(Reuters) - Oracle Corp’s (ORCL.N) shares fell as much as 5.5 percent after the database software maker reported disappointing quarterly earnings late Thursday and said Larry Ellison was stepping aside as chief executive.
Ellison, co-founder and leader of Oracle for 37 years, will be replaced by co-CEOs Safra Catz and Mark Hurd, although Ellison will remain executive chairman and chief technology officer.
Oracle shares were down $1.98 at $39.57 in mid-day trading on the New York Stock Exchange with 7.8 million shares changing hands, more than double the stock’s 10-day average volume.

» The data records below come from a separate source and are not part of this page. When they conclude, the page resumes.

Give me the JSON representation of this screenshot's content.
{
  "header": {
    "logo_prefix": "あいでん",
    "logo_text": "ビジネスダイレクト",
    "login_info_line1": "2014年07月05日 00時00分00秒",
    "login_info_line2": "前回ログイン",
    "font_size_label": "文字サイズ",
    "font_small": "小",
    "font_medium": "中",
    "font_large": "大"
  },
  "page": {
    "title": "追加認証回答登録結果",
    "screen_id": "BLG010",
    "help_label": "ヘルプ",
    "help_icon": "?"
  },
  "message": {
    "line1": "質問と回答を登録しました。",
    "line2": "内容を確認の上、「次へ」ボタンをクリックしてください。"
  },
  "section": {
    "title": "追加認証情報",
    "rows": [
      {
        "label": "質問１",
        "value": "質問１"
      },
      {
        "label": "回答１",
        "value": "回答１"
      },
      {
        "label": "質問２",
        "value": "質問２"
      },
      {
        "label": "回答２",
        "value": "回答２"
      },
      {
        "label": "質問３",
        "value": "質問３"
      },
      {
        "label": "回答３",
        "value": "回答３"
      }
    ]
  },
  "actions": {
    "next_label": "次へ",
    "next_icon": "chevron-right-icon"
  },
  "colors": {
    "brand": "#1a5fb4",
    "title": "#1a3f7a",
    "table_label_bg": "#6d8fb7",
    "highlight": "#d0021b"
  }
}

At least three brokerages took negative actions on the stock after news of the management change and weak profit report.
“Database license sales were again negative (especially weak in the U.S.) ... Coupled with Larry Ellison’s decision to give up the CEO role, our confidence in the core database business is getting tested,” Deutsche Bank analysts said in a research note.
Deutsche downgraded the stock to “hold” and cut its target price to $42 from $48. Barclays Capital cut its price target to $48 from $50, but maintained a “buy” rating.
Cantor Fitzgerald & Co analyst Brian White cut his price target on the stock to $48 from $50, citing “near-term softness”.
White, however, said he remained optimistic about Oracle’s cloud software efforts. The company’s revenue from cloud software rose 29 percent to $477 million in the first quarter, and the company added more than 500 customers.
According to Thomson Reuters data, the median price target for the stock among Wall Street analysts is $46.
Up to Thursday’s close, the stock had gained 8.6 percent this year, roughly in line with the broader market. Still, that lags the performance of most tech stocks this year, with the S&P 500’s Technology Sector Index .SPLRCT rising 14.6 percent by comparison.